American artist Richard Tuttle is recognised for his paintings and sculptures that explore the boundaries of art making. His multidisciplinary practice considers the possibilities of material, method, and medium.
Read MoreTuttle was born in Rahway, New Jersey. In 1963, Tuttle graduated from Trinity College in Hartford with a Bachelor of Arts. Shortly after, he moved to New York City, where he continued his studies and attended The Cooper Union School of Art and Architecture.
While he was living in New York, Tuttle began working as an assistant at The Betty Parsons Gallery. A year later in 1965, Tuttle was invited to show work at the gallery with his first solo exhibition, titled Richard Tuttle: Constructed Paintings.

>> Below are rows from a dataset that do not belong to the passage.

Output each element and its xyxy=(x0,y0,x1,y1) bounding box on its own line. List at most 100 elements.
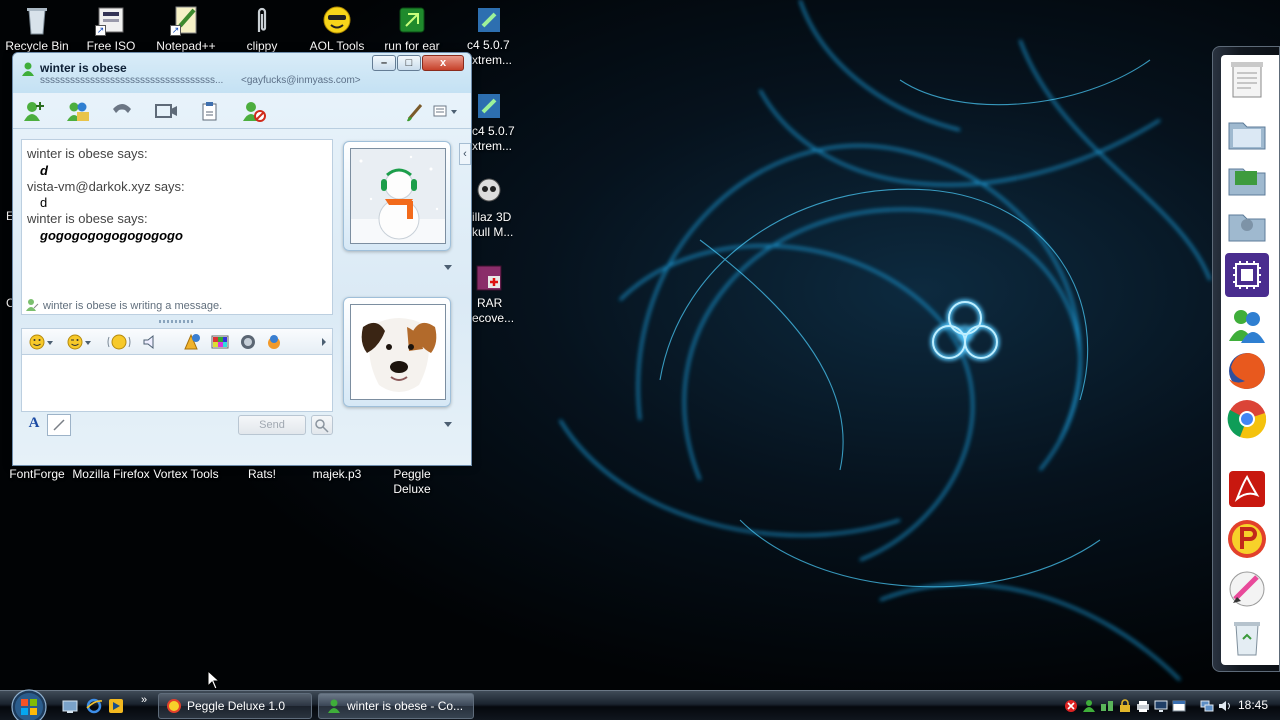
c4-icon xyxy=(474,90,504,122)
paint-icon[interactable] xyxy=(403,99,429,123)
desktop-icon-c4-b[interactable]: c4 5.0.7 xtrem... xyxy=(472,90,515,153)
action-icon[interactable] xyxy=(264,333,284,351)
messenger-task-icon xyxy=(326,698,342,714)
acrobat-dock-icon[interactable] xyxy=(1225,467,1269,511)
font-button[interactable]: A xyxy=(23,415,45,435)
desktop-icon-rats[interactable]: Rats! xyxy=(223,467,301,482)
invite-contact-icon[interactable] xyxy=(21,99,47,123)
messenger-tray-icon[interactable] xyxy=(1082,699,1096,713)
message-sender: winter is obese says: xyxy=(27,146,148,161)
internet-explorer-icon[interactable] xyxy=(86,698,103,714)
green-folder-dock-icon[interactable] xyxy=(1225,157,1269,201)
notepad-dock-icon[interactable] xyxy=(1225,59,1269,103)
wink-icon[interactable] xyxy=(66,333,92,351)
display-options-icon[interactable] xyxy=(431,99,457,123)
contact-personal-message: sssssssssssssssssssssssssssssssssss... xyxy=(40,75,224,86)
video-call-icon[interactable] xyxy=(153,99,179,123)
volume-icon[interactable] xyxy=(1218,699,1232,713)
trash-dock-icon[interactable] xyxy=(1225,615,1269,659)
gift-icon[interactable] xyxy=(182,333,202,351)
peggle-dock-icon[interactable] xyxy=(1225,517,1269,561)
title-bar[interactable]: winter is obese ssssssssssssssssssssssss… xyxy=(13,53,471,93)
desktop-icon-skull[interactable]: illaz 3D kull M... xyxy=(472,176,513,239)
my-picture-dropdown-icon[interactable] xyxy=(444,422,452,427)
more-options-icon[interactable] xyxy=(318,333,330,351)
desktop-icon-peggle[interactable]: Peggle Deluxe xyxy=(373,467,451,497)
taskbar: » Peggle Deluxe 1.0 winter is obese - Co… xyxy=(0,687,1280,720)
security-alert-icon[interactable] xyxy=(1064,699,1078,713)
taskbar-item-messenger[interactable]: winter is obese - Co... xyxy=(318,693,474,719)
share-folder-icon[interactable] xyxy=(65,99,91,123)
desktop-icon-run-for-ear[interactable]: run for ear xyxy=(373,4,451,54)
call-icon[interactable] xyxy=(109,99,135,123)
lock-icon[interactable] xyxy=(1118,699,1132,713)
desktop-icon-c4-a[interactable]: c4 5.0.7 xtrem... xyxy=(467,4,512,67)
close-button[interactable]: x xyxy=(422,55,464,71)
messenger-dock-icon[interactable] xyxy=(1225,303,1269,347)
send-button[interactable]: Send xyxy=(238,415,306,435)
desktop-icon-recycle-bin[interactable]: Recycle Bin xyxy=(0,4,76,54)
emoticon-icon[interactable] xyxy=(28,333,54,351)
aol-tools-icon xyxy=(321,4,353,36)
desktop-icon-majek[interactable]: majek.p3 xyxy=(298,467,376,482)
nudge-icon[interactable] xyxy=(106,333,132,351)
collapse-pictures-button[interactable]: ‹ xyxy=(459,143,471,165)
background-icon[interactable] xyxy=(210,333,230,351)
typing-status: winter is obese is writing a message. xyxy=(21,297,333,315)
message-text: gogogogogogogogogo xyxy=(40,228,183,243)
desktop-icon-vortex-tools[interactable]: Vortex Tools xyxy=(147,467,225,482)
snowman-picture xyxy=(351,149,445,243)
free-iso-icon: ↗ xyxy=(95,4,127,36)
desktop-icon-fontforge[interactable]: FontForge xyxy=(0,467,76,482)
network-icon[interactable] xyxy=(1200,699,1214,713)
notepad-plus-plus-icon: ↗ xyxy=(170,4,202,36)
recycle-bin-icon xyxy=(21,4,53,36)
desktop-icon-rar[interactable]: RAR ecove... xyxy=(472,262,514,325)
desktop-icon-notepad-plus-plus[interactable]: ↗ Notepad++ xyxy=(147,4,225,54)
resize-grip[interactable] xyxy=(159,320,193,323)
desktop-icon-firefox[interactable]: Mozilla Firefox xyxy=(72,467,150,482)
firefox-dock-icon[interactable] xyxy=(1225,349,1269,393)
taskbar-item-peggle[interactable]: Peggle Deluxe 1.0 xyxy=(158,693,312,719)
contact-picture-dropdown-icon[interactable] xyxy=(444,265,452,270)
voice-clip-icon[interactable] xyxy=(140,333,160,351)
folder-dock-icon[interactable] xyxy=(1225,111,1269,155)
ink-button[interactable] xyxy=(47,414,71,436)
messenger-conversation-window[interactable]: winter is obese ssssssssssssssssssssssss… xyxy=(12,52,472,466)
conversation-history: winter is obese says: d vista-vm@darkok.… xyxy=(21,139,333,315)
network-activity-icon[interactable] xyxy=(1100,699,1114,713)
maximize-button[interactable]: □ xyxy=(397,55,421,71)
monitor-icon[interactable] xyxy=(1154,699,1168,713)
quicklaunch-more-button[interactable]: » xyxy=(141,694,147,706)
desktop-icon-clippy[interactable]: clippy xyxy=(223,4,301,54)
message-compose-input[interactable] xyxy=(21,354,333,412)
paint-dock-icon[interactable] xyxy=(1225,567,1269,611)
contact-display-picture[interactable] xyxy=(343,141,451,251)
desktop-icon-free-iso[interactable]: ↗ Free ISO xyxy=(72,4,150,54)
search-icon[interactable] xyxy=(311,415,333,435)
my-display-picture[interactable] xyxy=(343,297,451,407)
window-icon[interactable] xyxy=(1172,699,1186,713)
message-sender: winter is obese says: xyxy=(27,211,148,226)
message-sender: vista-vm@darkok.xyz says: xyxy=(27,179,185,194)
message-text: d xyxy=(40,163,48,178)
minimize-button[interactable]: – xyxy=(372,55,396,71)
skull-icon xyxy=(474,176,504,208)
clippy-icon xyxy=(246,4,278,36)
show-desktop-icon[interactable] xyxy=(62,698,78,714)
message-text: d xyxy=(40,195,48,210)
chrome-dock-icon[interactable] xyxy=(1225,397,1269,441)
chip-dock-icon[interactable] xyxy=(1225,253,1269,297)
start-orb-button[interactable] xyxy=(9,687,49,720)
dog-picture xyxy=(351,305,445,399)
block-contact-icon[interactable] xyxy=(241,99,267,123)
media-player-icon[interactable] xyxy=(108,698,124,714)
mouse-cursor-icon xyxy=(207,669,221,690)
games-icon[interactable] xyxy=(238,333,258,351)
desktop-icon-aol-tools[interactable]: AOL Tools xyxy=(298,4,376,54)
activities-icon[interactable] xyxy=(197,99,223,123)
peggle-task-icon xyxy=(166,698,182,714)
printer-icon[interactable] xyxy=(1136,699,1150,713)
settings-folder-dock-icon[interactable] xyxy=(1225,203,1269,247)
contact-email: <gayfucks@inmyass.com> xyxy=(241,75,361,86)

During the 1960s, Tuttle met and befriended fellow contemporary painter Agnes Martin. Her subtle abstract paintings influenced Tuttle's own artwork. Tuttle was also influenced by his exposure to the Pop art movement and the beginnings of Minimalism, two genres that prepared him for artistic change and reinvention.

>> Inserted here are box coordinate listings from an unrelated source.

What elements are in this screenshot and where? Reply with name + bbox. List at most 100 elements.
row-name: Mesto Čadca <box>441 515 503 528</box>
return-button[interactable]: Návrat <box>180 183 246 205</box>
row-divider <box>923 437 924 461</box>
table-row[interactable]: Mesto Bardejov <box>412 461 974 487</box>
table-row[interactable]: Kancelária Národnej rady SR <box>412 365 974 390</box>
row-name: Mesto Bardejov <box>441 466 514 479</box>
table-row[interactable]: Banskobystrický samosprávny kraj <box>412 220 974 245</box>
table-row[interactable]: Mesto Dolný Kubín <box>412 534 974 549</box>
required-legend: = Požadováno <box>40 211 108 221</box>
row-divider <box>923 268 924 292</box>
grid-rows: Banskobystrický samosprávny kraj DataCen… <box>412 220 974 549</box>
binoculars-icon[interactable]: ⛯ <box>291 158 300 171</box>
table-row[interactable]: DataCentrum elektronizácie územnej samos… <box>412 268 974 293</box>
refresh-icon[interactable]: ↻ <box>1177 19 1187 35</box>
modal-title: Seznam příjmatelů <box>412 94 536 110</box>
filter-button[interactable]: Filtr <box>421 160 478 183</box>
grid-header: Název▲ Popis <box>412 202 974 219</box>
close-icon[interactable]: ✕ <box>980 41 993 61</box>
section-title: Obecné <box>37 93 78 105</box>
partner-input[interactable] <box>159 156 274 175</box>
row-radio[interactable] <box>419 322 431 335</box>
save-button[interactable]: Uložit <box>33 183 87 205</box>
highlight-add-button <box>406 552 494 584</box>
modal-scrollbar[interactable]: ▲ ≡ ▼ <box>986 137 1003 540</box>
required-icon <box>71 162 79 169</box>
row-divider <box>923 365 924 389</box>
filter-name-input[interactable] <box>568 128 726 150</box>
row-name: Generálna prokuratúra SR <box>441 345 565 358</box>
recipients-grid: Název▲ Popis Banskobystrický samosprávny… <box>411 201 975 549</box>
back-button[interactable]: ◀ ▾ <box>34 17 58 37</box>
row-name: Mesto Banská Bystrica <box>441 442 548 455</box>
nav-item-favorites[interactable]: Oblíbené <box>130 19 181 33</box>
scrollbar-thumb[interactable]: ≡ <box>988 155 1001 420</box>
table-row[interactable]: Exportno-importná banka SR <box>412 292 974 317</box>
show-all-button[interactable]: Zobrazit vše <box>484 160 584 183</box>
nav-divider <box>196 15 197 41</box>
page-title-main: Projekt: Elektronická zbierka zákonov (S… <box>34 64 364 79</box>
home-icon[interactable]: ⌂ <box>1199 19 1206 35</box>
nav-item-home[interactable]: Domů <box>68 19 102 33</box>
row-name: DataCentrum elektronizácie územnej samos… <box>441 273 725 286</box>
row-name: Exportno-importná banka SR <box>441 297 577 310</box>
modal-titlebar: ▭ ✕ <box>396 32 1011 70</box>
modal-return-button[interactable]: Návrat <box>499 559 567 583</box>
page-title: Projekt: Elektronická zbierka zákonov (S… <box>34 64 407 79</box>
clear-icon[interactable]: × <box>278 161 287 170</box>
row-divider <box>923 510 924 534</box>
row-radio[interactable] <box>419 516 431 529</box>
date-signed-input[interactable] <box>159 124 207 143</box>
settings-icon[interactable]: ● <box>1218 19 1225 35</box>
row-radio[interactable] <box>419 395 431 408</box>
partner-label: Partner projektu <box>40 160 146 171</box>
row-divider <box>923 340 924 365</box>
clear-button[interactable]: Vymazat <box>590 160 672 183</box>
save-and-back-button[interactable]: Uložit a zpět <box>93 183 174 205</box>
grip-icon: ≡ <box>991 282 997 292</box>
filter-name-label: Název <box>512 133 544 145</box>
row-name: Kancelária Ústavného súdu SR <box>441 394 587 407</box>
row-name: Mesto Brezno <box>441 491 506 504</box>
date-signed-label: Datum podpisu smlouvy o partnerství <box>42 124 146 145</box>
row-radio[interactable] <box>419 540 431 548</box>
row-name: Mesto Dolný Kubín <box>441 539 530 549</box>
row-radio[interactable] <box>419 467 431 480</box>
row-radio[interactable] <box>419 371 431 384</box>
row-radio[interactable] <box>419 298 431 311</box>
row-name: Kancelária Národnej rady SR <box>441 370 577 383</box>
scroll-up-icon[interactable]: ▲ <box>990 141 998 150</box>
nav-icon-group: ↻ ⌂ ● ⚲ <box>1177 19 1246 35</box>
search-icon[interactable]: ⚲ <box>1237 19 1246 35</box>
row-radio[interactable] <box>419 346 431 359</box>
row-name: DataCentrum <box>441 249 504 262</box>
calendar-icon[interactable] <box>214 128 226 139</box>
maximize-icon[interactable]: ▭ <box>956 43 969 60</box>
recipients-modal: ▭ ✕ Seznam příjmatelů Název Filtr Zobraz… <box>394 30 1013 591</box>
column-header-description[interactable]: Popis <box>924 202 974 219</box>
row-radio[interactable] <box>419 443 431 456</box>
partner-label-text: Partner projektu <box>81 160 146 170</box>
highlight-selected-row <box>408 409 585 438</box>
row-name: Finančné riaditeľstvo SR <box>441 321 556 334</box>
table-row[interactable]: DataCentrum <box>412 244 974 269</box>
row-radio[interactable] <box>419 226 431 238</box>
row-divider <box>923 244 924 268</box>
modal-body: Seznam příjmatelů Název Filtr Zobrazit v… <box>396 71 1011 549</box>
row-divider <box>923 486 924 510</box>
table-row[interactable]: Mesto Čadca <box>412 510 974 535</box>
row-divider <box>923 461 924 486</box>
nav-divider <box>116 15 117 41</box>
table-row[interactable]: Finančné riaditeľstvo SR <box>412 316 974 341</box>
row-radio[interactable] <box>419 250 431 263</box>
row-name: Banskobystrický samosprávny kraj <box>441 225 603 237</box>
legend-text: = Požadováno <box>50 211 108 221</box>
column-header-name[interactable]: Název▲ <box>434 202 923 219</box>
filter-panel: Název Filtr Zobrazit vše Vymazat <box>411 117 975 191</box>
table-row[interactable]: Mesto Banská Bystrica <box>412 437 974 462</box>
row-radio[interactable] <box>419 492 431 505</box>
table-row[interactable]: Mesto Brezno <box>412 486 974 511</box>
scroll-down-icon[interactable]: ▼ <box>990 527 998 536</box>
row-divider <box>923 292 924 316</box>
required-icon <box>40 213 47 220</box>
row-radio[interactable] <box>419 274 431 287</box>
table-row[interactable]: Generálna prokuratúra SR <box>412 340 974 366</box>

Richard Tuttle's artwork subverts the traditions of Modernism and Minimalism. His often small and restrained compositions engage with scale and alternative systems of display. By refusing the limitations of Minimalism, Tuttle creates a dialogue that focuses on the importance of craft and favours humble materials such as wire, paper, cloth, and wood.
In 1970, Tuttle created 'Paper Octagonals' (1970), 12 works made from paper shapes cut from a template and glued to a wall. When displayed, Tuttle intended 'Paper Octagonals' to disappear into the wall as much as possible.
Despite the artwork's thin material and lack of colour, the 'Paper Octagonals' are oddly present due to their misshapen composition. Tuttle's delicate work is neither painting nor sculpture. Instead, the artwork rests between the two, creating a new and radical space in contemporary art.
'Wire Pieces' (1971—1972) is a series of work made from hand-drawn lines, wire, and shadows. Tuttle uses the wire to extend the form of his pencil drawings, and the wire's shadow to expand the composition of the work even further.
By using alternative mediums, Tuttle creates a work that exists in three dimensions. His imaginative use of modest materials creates playful objects that promote the idea-based nature of his practice.
From the late 1980s onwards, Tuttle began to increase the scale of his work. While he was working in Switzerland in the early 1990s, Tuttle worked on a number of large-scale abstract works for Kunsthaus Zug. Replace the Abstract Picture Plane IV (1996—1999) is one of four artworks Tuttle made specifically for the museum, consisting of 40 pieces of asymmetrically placed plywood painted in vivid colours. Tuttle hoped his handmade objects would redefine the space and signify a new age of collaboration between artists and museums.
In 2004, Tuttle created Splash (2004), an installation made from 140,000 pieces of white ceramic tiles and coloured glass. The mural measured 90 by 150 feet and was the artist's first public art commission.
Splash (2004) decorates one side of a luxury housing building in Miami, a vast contrast in scale compared to his earlier, small works. Tuttle's public commission toys with the limitations of size and scale. Splash represents Tuttle's practice in supersize form and explores how big things can be made and how they might be understood.
Richard Tuttle has exhibited his work in both solo and group exhibitions at major institutions and galleries.
Solo exhibitions include Richard Tuttle, Light and Color, Kunstmuseum aan Zee, Oostend (2017); Richard Tuttle: To the Night Sky of Lima, Museo de Arte de Lima (2016); The Critical Edge, The Metropolitan Museum of Art, New York (2016); Richard Tuttle: I Don't Know, Or The Weave of Textile Language, Whitechapel Gallery, London (2014).
Group exhibitions include Lines of Thought, Parasol Unit, London (2012); Nod Nod Wink Wink: Conceptual Art in New Mexico and Its Influences, Harwood Museum of Art, Taos (2011); On-Line: Drawing Through the Twentieth Century, Museum of Modern Art (MoMA), New York (2010).
Tuttle's work is included in the permanent collections of several museums and galleries. Selected collections include the Brooklyn Museum in New York, the Centre Pompidou in Paris, the Israel Museum in Jerusalem, the Metropolitan Museum of Art in New York, Tate Modern in London, and the Whitney Museum of American Art in New York.